Hi,
Page Life Expectancy (PLE) is the time in seconds that a data page kept in the buffer cache. In theory, it indicates the memory pressure since when there is a low memory then the server need to free space in the memory and therefor the time that the page stay in memory is lower.
why Page life expectancy counter is no more a good metric to tell SQL Server needs more memory?
There are such claims and there is something in it, but this is not black and white (yes/no) case in my opinion and the PLE can have a huge value in the long rage monitoring. You can read more about the problematic in this counter at Paul Randal post here:
https://www.sqlskills.com/blogs/paul/page-life-expectancy-isnt-what-you-think/
In addition, Obviously in the first several minutes after the server woke up, the value is not useful, since the memory still loaded with new pages.
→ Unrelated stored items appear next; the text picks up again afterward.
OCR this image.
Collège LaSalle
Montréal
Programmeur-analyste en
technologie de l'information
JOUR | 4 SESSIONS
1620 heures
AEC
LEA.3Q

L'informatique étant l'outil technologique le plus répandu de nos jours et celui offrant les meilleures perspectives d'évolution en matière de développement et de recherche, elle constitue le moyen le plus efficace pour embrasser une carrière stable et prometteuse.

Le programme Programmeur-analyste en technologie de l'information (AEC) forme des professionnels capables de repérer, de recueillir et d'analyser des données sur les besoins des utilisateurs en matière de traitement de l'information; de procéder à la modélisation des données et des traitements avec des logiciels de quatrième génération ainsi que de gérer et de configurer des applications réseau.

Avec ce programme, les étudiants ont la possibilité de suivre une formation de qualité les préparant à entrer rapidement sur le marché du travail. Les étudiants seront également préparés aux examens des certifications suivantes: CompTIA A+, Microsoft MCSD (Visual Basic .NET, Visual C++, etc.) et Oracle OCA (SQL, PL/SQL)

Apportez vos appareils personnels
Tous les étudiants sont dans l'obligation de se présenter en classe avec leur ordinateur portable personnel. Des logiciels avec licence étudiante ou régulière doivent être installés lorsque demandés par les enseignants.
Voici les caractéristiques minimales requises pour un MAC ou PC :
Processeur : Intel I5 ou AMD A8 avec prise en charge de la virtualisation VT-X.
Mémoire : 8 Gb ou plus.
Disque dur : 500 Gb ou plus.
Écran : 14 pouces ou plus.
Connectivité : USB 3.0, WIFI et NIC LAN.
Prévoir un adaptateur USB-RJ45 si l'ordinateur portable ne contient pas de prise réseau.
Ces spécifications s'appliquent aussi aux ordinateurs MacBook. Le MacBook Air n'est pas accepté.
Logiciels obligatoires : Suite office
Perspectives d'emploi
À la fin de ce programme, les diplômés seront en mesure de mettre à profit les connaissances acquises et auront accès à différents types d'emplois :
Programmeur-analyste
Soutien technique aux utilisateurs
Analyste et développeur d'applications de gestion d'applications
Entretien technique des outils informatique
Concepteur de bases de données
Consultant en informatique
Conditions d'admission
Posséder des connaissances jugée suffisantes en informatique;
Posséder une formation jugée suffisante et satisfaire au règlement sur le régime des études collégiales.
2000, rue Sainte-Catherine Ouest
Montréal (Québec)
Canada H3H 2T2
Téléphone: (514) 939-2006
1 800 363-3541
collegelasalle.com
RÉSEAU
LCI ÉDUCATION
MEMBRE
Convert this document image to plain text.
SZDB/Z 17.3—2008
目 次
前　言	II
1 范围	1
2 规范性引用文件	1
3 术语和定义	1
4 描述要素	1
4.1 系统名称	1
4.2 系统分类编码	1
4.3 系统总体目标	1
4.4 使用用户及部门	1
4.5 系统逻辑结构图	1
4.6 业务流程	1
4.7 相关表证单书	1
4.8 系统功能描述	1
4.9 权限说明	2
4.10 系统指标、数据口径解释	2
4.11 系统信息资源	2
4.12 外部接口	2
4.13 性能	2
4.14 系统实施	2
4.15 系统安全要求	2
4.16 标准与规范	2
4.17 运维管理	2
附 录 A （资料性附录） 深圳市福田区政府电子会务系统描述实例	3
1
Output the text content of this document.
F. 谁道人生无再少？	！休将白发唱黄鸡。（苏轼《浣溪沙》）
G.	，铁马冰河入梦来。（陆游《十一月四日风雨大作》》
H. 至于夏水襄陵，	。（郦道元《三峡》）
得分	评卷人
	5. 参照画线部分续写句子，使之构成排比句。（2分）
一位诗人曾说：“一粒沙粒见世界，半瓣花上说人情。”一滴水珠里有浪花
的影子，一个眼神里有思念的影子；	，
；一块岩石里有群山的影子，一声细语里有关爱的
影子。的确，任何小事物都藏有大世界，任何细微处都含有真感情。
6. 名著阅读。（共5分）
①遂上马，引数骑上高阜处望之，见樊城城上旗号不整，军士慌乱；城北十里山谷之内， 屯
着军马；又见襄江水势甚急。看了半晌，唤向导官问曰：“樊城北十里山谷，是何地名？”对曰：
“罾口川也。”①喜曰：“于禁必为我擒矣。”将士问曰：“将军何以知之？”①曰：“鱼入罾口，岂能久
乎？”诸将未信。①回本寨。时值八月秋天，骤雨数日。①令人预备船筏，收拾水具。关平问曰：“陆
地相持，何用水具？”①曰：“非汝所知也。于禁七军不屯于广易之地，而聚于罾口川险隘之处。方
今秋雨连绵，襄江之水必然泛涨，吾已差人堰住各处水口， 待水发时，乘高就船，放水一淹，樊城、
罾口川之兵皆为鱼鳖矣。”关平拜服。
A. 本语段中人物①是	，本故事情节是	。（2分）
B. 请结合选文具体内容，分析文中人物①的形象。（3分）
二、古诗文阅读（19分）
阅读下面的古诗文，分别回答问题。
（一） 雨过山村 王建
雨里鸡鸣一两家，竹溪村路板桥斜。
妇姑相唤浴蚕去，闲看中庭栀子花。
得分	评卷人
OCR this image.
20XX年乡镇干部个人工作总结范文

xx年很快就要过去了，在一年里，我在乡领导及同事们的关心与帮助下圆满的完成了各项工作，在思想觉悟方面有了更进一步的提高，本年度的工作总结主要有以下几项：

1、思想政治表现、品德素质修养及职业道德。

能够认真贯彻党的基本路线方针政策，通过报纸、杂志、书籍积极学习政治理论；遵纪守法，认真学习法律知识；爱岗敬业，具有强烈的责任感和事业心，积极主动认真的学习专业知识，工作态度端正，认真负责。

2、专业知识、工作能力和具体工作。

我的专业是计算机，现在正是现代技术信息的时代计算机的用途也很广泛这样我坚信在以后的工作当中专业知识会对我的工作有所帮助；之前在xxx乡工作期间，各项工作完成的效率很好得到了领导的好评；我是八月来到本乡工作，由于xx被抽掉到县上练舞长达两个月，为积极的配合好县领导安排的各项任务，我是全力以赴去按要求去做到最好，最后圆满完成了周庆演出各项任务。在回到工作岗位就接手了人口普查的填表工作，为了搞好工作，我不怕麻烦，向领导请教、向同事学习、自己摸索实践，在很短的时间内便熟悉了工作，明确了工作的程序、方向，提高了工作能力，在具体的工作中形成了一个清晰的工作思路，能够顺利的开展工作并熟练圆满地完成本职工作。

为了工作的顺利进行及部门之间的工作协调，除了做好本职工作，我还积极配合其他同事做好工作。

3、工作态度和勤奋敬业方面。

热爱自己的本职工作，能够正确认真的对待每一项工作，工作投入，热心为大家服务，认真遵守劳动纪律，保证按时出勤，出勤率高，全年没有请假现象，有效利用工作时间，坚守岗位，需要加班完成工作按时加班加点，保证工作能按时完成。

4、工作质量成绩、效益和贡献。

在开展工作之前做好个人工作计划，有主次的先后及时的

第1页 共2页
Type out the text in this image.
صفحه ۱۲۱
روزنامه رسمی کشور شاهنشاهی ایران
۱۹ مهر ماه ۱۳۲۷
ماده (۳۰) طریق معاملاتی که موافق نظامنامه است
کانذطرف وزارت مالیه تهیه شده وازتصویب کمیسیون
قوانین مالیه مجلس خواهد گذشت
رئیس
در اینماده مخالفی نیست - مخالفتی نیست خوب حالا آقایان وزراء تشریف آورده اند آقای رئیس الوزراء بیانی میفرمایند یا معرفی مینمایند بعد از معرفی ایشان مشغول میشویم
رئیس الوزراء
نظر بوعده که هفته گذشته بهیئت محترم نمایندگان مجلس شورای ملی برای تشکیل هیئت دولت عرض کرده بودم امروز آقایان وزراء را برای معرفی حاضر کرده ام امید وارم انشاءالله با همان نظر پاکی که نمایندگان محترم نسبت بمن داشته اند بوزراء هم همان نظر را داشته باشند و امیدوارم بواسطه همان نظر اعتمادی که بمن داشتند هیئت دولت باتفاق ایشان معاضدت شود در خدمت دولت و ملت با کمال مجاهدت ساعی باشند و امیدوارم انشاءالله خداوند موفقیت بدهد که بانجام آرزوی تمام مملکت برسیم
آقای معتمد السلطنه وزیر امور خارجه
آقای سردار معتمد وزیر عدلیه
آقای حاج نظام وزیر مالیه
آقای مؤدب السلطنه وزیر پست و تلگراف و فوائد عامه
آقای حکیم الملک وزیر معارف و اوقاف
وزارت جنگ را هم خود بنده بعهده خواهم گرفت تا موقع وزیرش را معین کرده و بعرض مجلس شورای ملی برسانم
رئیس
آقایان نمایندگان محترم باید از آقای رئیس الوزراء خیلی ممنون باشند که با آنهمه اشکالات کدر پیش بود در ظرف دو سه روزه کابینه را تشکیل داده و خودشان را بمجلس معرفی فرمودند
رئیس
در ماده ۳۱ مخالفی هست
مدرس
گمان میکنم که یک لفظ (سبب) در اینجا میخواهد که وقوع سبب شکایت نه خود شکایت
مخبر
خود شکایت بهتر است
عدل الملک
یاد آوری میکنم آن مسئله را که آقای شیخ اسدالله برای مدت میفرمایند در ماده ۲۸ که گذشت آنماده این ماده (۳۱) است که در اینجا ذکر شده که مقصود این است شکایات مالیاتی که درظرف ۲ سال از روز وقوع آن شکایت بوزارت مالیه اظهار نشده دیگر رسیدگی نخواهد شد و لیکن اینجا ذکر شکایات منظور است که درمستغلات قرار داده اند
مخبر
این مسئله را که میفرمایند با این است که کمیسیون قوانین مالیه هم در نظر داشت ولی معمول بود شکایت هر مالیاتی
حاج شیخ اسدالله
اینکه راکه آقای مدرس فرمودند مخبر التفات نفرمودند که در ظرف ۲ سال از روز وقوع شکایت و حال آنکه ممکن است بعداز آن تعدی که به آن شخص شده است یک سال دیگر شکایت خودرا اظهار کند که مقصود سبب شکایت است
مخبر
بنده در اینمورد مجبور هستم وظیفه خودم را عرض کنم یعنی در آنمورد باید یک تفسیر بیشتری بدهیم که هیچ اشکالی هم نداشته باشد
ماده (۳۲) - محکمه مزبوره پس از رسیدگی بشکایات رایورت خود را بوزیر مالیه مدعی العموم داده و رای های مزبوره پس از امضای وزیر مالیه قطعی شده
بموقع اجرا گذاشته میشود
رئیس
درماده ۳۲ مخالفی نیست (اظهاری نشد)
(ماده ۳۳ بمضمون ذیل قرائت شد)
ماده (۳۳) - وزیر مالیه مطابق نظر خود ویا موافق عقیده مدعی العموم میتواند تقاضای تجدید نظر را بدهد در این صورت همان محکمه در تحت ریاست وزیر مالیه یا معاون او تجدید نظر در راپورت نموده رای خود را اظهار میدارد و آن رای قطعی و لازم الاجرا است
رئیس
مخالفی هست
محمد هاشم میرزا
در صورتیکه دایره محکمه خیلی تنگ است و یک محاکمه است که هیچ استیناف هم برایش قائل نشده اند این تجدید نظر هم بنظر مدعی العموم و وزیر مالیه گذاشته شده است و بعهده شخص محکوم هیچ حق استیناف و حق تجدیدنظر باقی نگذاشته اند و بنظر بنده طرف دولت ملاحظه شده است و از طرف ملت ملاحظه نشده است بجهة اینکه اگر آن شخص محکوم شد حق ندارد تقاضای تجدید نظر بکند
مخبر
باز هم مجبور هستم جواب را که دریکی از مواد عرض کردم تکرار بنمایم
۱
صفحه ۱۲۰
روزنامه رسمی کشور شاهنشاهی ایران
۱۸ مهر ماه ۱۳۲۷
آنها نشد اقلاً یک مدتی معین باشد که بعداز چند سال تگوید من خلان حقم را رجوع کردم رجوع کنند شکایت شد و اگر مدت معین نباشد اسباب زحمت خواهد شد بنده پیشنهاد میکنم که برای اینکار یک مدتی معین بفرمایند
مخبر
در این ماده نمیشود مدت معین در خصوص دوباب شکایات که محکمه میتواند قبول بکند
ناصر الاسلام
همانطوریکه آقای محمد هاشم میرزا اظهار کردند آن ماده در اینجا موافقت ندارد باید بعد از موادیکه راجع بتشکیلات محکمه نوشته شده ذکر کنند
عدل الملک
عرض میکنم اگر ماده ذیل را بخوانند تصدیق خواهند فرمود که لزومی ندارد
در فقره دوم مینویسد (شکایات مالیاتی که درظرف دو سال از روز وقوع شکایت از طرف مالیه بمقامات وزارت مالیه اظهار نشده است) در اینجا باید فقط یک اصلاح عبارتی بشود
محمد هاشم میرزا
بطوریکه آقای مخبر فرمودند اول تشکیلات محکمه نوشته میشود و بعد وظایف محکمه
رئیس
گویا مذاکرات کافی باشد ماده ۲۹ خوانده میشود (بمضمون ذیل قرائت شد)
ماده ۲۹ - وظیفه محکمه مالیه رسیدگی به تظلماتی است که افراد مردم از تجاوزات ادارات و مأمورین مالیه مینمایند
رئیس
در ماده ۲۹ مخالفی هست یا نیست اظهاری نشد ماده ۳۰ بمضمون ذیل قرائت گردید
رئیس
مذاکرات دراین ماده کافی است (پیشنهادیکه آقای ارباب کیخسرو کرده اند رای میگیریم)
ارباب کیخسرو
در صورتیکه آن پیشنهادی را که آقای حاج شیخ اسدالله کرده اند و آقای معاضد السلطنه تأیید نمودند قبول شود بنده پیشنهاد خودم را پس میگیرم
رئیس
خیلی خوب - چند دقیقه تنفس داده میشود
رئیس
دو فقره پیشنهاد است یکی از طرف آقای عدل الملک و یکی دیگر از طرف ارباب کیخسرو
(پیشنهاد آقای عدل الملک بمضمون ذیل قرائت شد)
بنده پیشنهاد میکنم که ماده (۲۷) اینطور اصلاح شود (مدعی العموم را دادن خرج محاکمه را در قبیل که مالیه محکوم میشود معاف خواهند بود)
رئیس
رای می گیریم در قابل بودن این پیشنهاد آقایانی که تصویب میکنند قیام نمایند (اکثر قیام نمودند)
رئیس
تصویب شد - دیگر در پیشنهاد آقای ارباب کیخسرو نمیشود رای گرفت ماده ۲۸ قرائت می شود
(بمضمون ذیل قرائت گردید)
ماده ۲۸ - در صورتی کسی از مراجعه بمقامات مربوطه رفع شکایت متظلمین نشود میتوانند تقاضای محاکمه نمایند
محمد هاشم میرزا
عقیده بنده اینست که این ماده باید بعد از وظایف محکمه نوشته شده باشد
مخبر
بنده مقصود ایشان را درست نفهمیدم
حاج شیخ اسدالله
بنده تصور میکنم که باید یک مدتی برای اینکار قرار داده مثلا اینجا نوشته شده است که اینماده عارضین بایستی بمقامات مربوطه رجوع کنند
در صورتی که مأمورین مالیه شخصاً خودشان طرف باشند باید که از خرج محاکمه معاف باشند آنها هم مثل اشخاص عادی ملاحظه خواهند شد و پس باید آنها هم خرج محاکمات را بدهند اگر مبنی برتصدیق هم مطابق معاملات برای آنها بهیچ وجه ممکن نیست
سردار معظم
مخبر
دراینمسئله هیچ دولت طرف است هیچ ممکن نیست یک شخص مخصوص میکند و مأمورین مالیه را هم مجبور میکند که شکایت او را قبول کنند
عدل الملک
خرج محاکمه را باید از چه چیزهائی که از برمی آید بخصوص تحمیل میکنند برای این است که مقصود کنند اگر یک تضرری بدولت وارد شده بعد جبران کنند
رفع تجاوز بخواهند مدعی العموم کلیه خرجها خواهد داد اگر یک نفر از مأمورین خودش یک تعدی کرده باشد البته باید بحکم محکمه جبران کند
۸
In addition you need to remember that the PLE provides information about an emergency after the emergency has happened usually (it is lagging counter) and you might miss the issue if you count only on this value.
You can follow the PAGEIOLATCH
and RESOURCE_SEMAPHORE
waits to get more information at the same time. PAGEIOLATCH
is the time waiting for a page to be retrieved from disk and loaded into memory - high value means low memory. RESOURCE_SEMAPHORE
happen when memory requests by a query cannot be granted.